The benefits of gardening for physical and mental health

The benefits of gardening for physical and mental health

By Jacinta Brinnand (BHSc Naturopathy) – Clinic Services Coordinator Brisbane

Have you noticed a return to past activities as we are spending more time at home that you just didn’t get around to when the busy-ness of life was on full throttle? Gardening seems to be the one for me!

Getting your hands in the dirt and playing with plants turns out to be of great benefit to your physical and mental health. Below are some inspiring reasons to head out to your garden today, be it a balcony, kitchen window, courtyard or garden bed.

  • Stress relief – gardening has been shown to reduce levels of cortisol, the stress hormone (Clatworthy, Hinds & Camic 2013).
  • Boost your immunity – exposure to dirt and plants can help to boost your immune system and provide safe exposure to sunshine and vitamin D (Cissel 2011)
  • Mood boosterMycobacterium vaccae, a bacterium in soil, has been shown to increase cytokine levels, which in turn, release serotonin, helping to improve your mood (Cissel 2011)
  • Exercise – different types of gardening provides a variety of activity levels, helping to burn calories and work up a sweat. It is important to know your bodies limits and choose a level of activity that suits you (Park et al. 2009).
  • Improve your diet – growing your own vegetables or fruit provides a sense of achievement and pride. You are more likely to increase your daily intake of fruit and vegetables if you grow them yourself. It also makes you more conscious of the decisions you make about your diet (Park et al. 2009).
  • Brain health – studies have shown that gardening has brain stimulating properties with regular gardening helping to reduce the risk of dementia by 36%. It is also a great activity to get away from watching screens (Clatworthy, Hinds & Camic 2013).
  • Family fun time – gardening can be enjoyed by all ages and can be a fun way for families to spend time together and participate in a project where everyone benefits (Jones 2017).

Happy gardening!


References:

  • Park, S, Shoemaker, C & Haub, M 2009, ‘Physical and Psychological Health Conditions of Older Adults Classified as Gardeners or Nongardeners’, American Society for Horticultural Science, vol 44, no. 1, pp. 206-210.
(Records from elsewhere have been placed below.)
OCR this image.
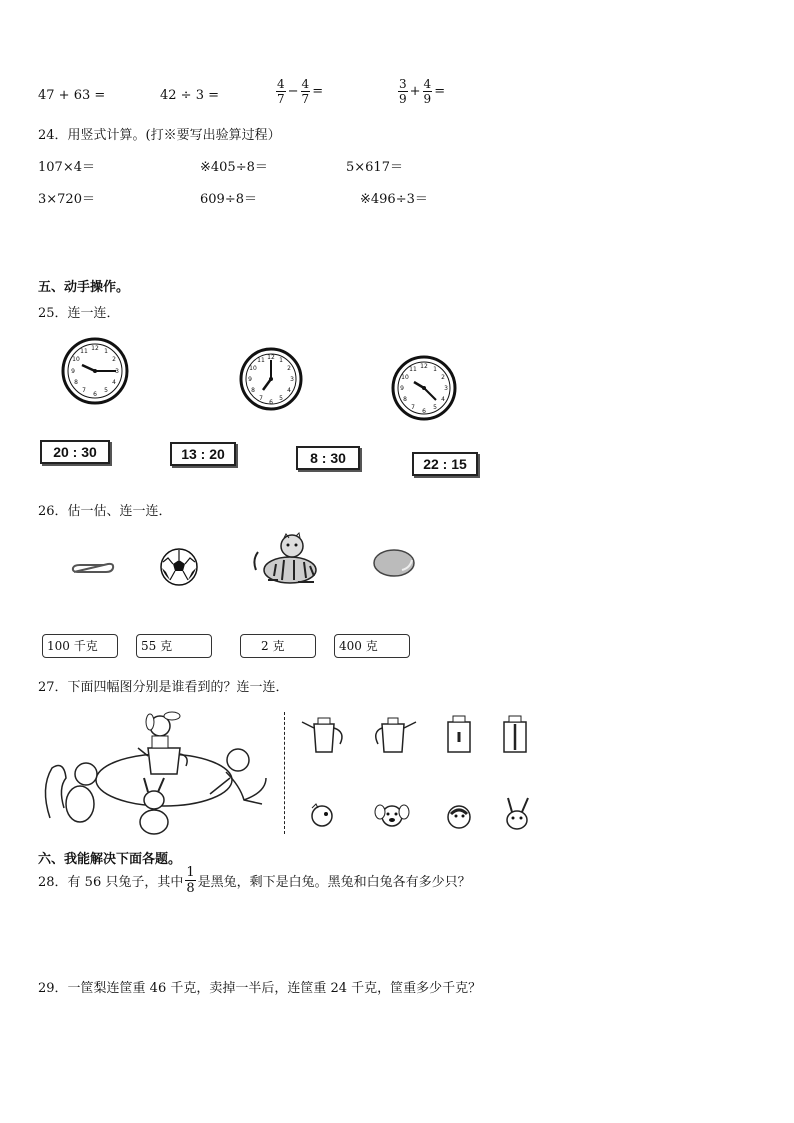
47 + 63 =	42 ÷ 3 =	$\frac{4}{7} - \frac{4}{7}$ =	$\frac{3}{9} + \frac{4}{9}$ =
24．用竖式计算。(打※要写出验算过程）
107×4＝	※405÷8＝	5×617＝
3×720＝	609÷8＝	※496÷3＝
五、动手操作。
25．连一连．
12 1
2
3
4
5
6
7
8
9
10
11
12 1
2
3
4
5
6
7
8
9
10
11
12 1
2
3
4
5
6
7
8
9
10
11
20 : 30	13 : 20	8 : 30	22 : 15
26．估一估、连一连．
100 千克	55 克	2 克	400 克
27．下面四幅图分别是谁看到的？连一连．
六、我能解决下面各题。
28．有 56 只兔子，其中 $\frac{1}{8}$ 是黑兔，剩下是白兔。黑兔和白兔各有多少只？
29．一筐梨连筐重 46 千克，卖掉一半后，连筐重 24 千克，筐重多少千克？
https://journals.ashs.org/hortsci/view/journals/hortsci/44/1/article-p206.xml

  • Clatworthy, J, Hinds, J, Camic, P 2013, ‘Gardening as a mental health intervention: a review’, Mental Health Review Journal, vol 18, no. 4, pp. 214-225.
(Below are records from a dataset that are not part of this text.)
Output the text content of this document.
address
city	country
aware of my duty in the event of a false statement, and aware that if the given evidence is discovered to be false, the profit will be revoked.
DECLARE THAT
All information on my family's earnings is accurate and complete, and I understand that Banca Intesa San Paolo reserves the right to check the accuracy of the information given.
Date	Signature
http://www.hillsidewestliberty.com/uploads/1/1/0/8/110838359/chatworthyhindsandcamic_2013.pdf

  • Jones, O 2017, ‘9 Intriguing Benefits of Gardening’, Where & What in the World.

http://whereandwhatintheworld.com/2017/10/9-intriguing-benefits-of-gardening-from-oliver-jones.html

  • Cissel, A 2011, ‘It’s in the dirt! Bacteria in soil may make us happier, smarter’, National Wildlife Federation.